Friday, December 2, 2016

Status of Word Quest



As I reflected on my teaching of reading and language arts, I realized that one of the places that I didn't spend enough time was direct instruction of language and vocabulary building.  It is tough because often you are leaning on a couple students with advanced vocabularies to help fill in the gaps of what kids don't know.  It can feel like it is not beneficial if the same kids are sharing the meaning of those tough words, but I am kind of coming around to the fact that it is helpful for kids to hear kids define words.

One of my goals this year is to make my students truly hunger for the meaning to the words that they read.  It may be a situation where I want them in a dictionary looking words up, it may be that I want them talking about books together to make meaning, or it may be that I want them to be better at using context to anticipate the meaning of difficult words.
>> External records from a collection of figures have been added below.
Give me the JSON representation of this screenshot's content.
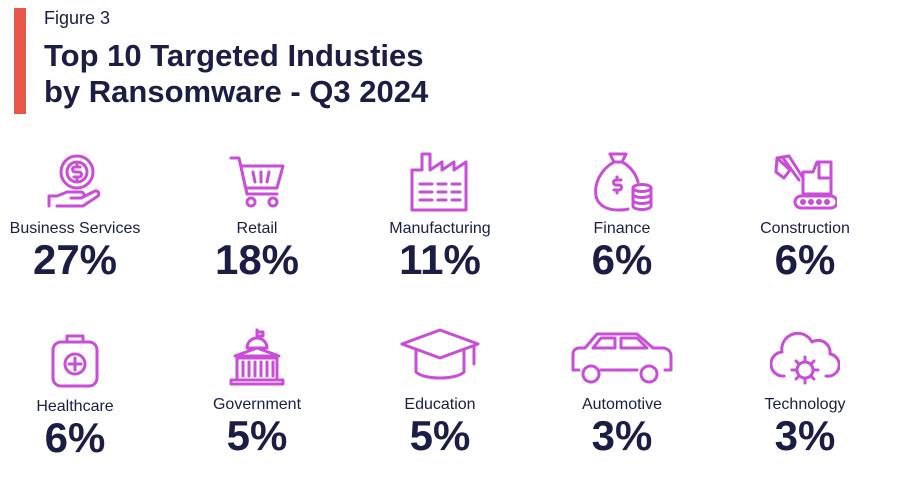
{
  "figure_label": "Figure 3",
  "title_line1": "Top 10 Targeted Industies",
  "title_line2": "by Ransomware - Q3 2024",
  "colors": {
    "accent": "#e8574a",
    "icon": "#c94dd6",
    "text": "#1b1d45"
  },
  "chart_data": {
    "type": "table",
    "title": "Top 10 Targeted Industies by Ransomware - Q3 2024",
    "categories": [
      "Business Services",
      "Retail",
      "Manufacturing",
      "Finance",
      "Construction",
      "Healthcare",
      "Government",
      "Education",
      "Automotive",
      "Technology"
    ],
    "values": [
      27,
      18,
      11,
      6,
      6,
      6,
      5,
      5,
      3,
      3
    ],
    "unit": "%",
    "items": [
      {
        "label": "Business Services",
        "value": "27%",
        "icon": "hand-coin-icon"
      },
      {
        "label": "Retail",
        "value": "18%",
        "icon": "shopping-cart-icon"
      },
      {
        "label": "Manufacturing",
        "value": "11%",
        "icon": "factory-icon"
      },
      {
        "label": "Finance",
        "value": "6%",
        "icon": "money-bag-icon"
      },
      {
        "label": "Construction",
        "value": "6%",
        "icon": "excavator-icon"
      },
      {
        "label": "Healthcare",
        "value": "6%",
        "icon": "medical-kit-icon"
      },
      {
        "label": "Government",
        "value": "5%",
        "icon": "government-building-icon"
      },
      {
        "label": "Education",
        "value": "5%",
        "icon": "graduation-cap-icon"
      },
      {
        "label": "Automotive",
        "value": "3%",
        "icon": "car-icon"
      },
      {
        "label": "Technology",
        "value": "3%",
        "icon": "cloud-gear-icon"
      }
    ]
  }
}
Then we come to the spelling/word study conundrum.  The district went away from the traditional model for spelling because we were not seeing children apply it in their writing or outside of a test they were memorizing word in order to pass.  Many in the district have moved to following a word study program based on doing word sorts and basically still working in the old model but letting kids be in groups based on their abilities and not just "grade level" words.
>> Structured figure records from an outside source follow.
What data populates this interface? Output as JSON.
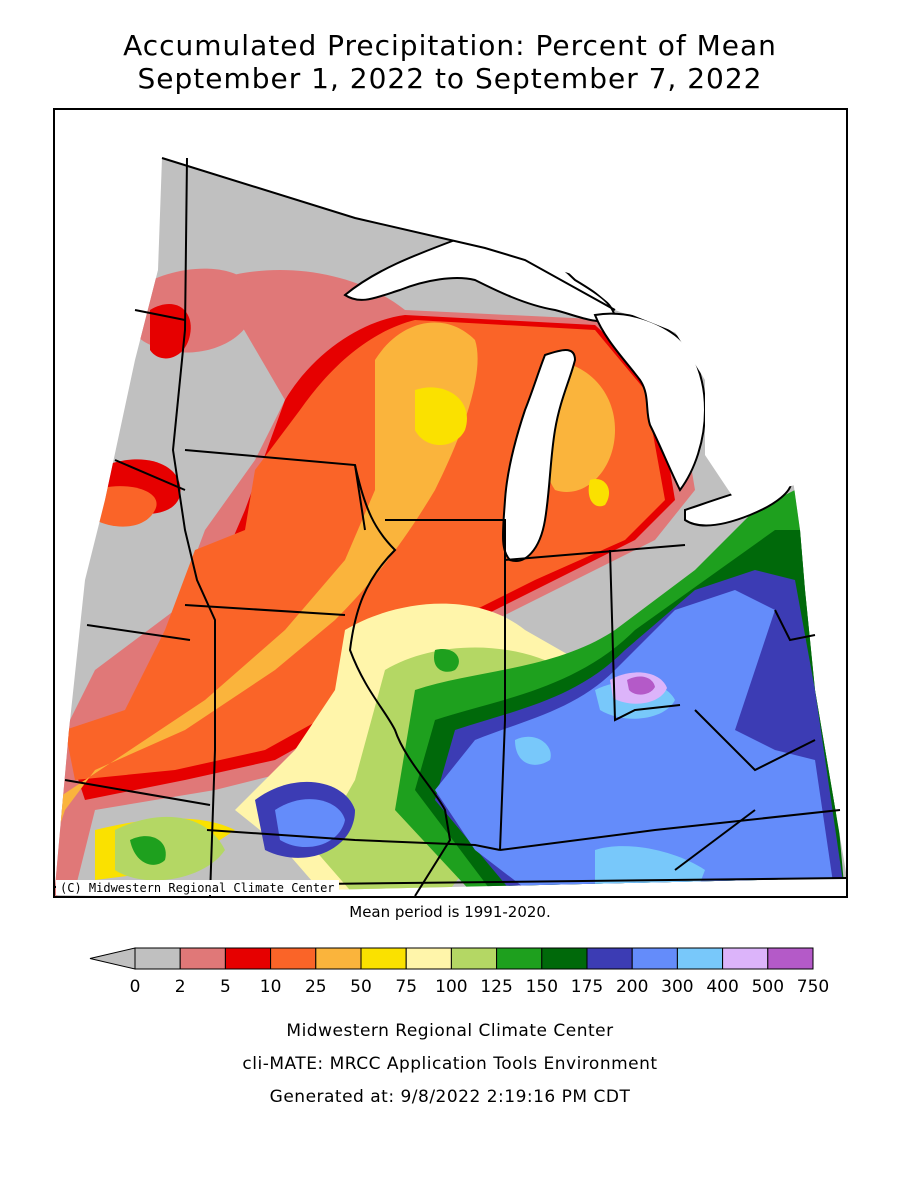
{
  "title": {
    "line1": "Accumulated Precipitation: Percent of Mean",
    "line2": "September 1, 2022 to September 7, 2022"
  },
  "map": {
    "copyright": "(C) Midwestern Regional Climate Center"
  },
  "mean_period": "Mean period is 1991-2020.",
  "legend": {
    "bins": [
      {
        "label": "0",
        "color": "#c0c0c0"
      },
      {
        "label": "2",
        "color": "#e07878"
      },
      {
        "label": "5",
        "color": "#e60000"
      },
      {
        "label": "10",
        "color": "#fa6428"
      },
      {
        "label": "25",
        "color": "#fab43c"
      },
      {
        "label": "50",
        "color": "#fae100"
      },
      {
        "label": "75",
        "color": "#fff5aa"
      },
      {
        "label": "100",
        "color": "#b4d764"
      },
      {
        "label": "125",
        "color": "#1ea01e"
      },
      {
        "label": "150",
        "color": "#00690a"
      },
      {
        "label": "175",
        "color": "#3c3cb4"
      },
      {
        "label": "200",
        "color": "#648cfa"
      },
      {
        "label": "300",
        "color": "#78c8fa"
      },
      {
        "label": "400",
        "color": "#dcb4fa"
      },
      {
        "label": "500",
        "color": "#b45ac8"
      }
    ],
    "last_label": "750"
  },
  "footer": {
    "line1": "Midwestern Regional Climate Center",
    "line2": "cli-MATE: MRCC Application Tools Environment",
    "line3": "Generated at: 9/8/2022 2:19:16 PM CDT"
  }
}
I wanted to try something different and more self-directed.  I want to create something that helps kids see vowel patterns within their reading and take it over into writing their own sentences.  I wanted to create something that they could work on with families and share and talk about words.  I want kids to have ownership of their vocabularies and understand the words that they use and not just memorize them.  I am not a good speller, but I love learning and thinking about the origins of words and the Greek and Latin roots that help create words.


Word Quest is my attempt to create that love of words.  My goal for word quest is that they complete a minimum of one quest per week, but if that is an area that they want to grow then they can do more.  Word quest may evolve over the year as I see how effective we are on our next spelling inventory.  The kids seem to be excited and I am happy to see dictionaries being cracked and students excitedly sharing words they learned.  I want to create a video that walks through what I am looking for so you know how to help on word quest.  I am going to try to get that done this weekend.


The bottom line is that I only want to do work that shows a long term benefit.  I will be toying with this program until I see something that students will invest in and it will carry over into their work and help them use their vocabularies in meaningful ways.  Thank you for helping me out with the support at home if kids are bringing their quests for help.  I have seen some amazing work that I can tell was supported by a conversation with parents at home.  It really feels like a team this year and it feels good.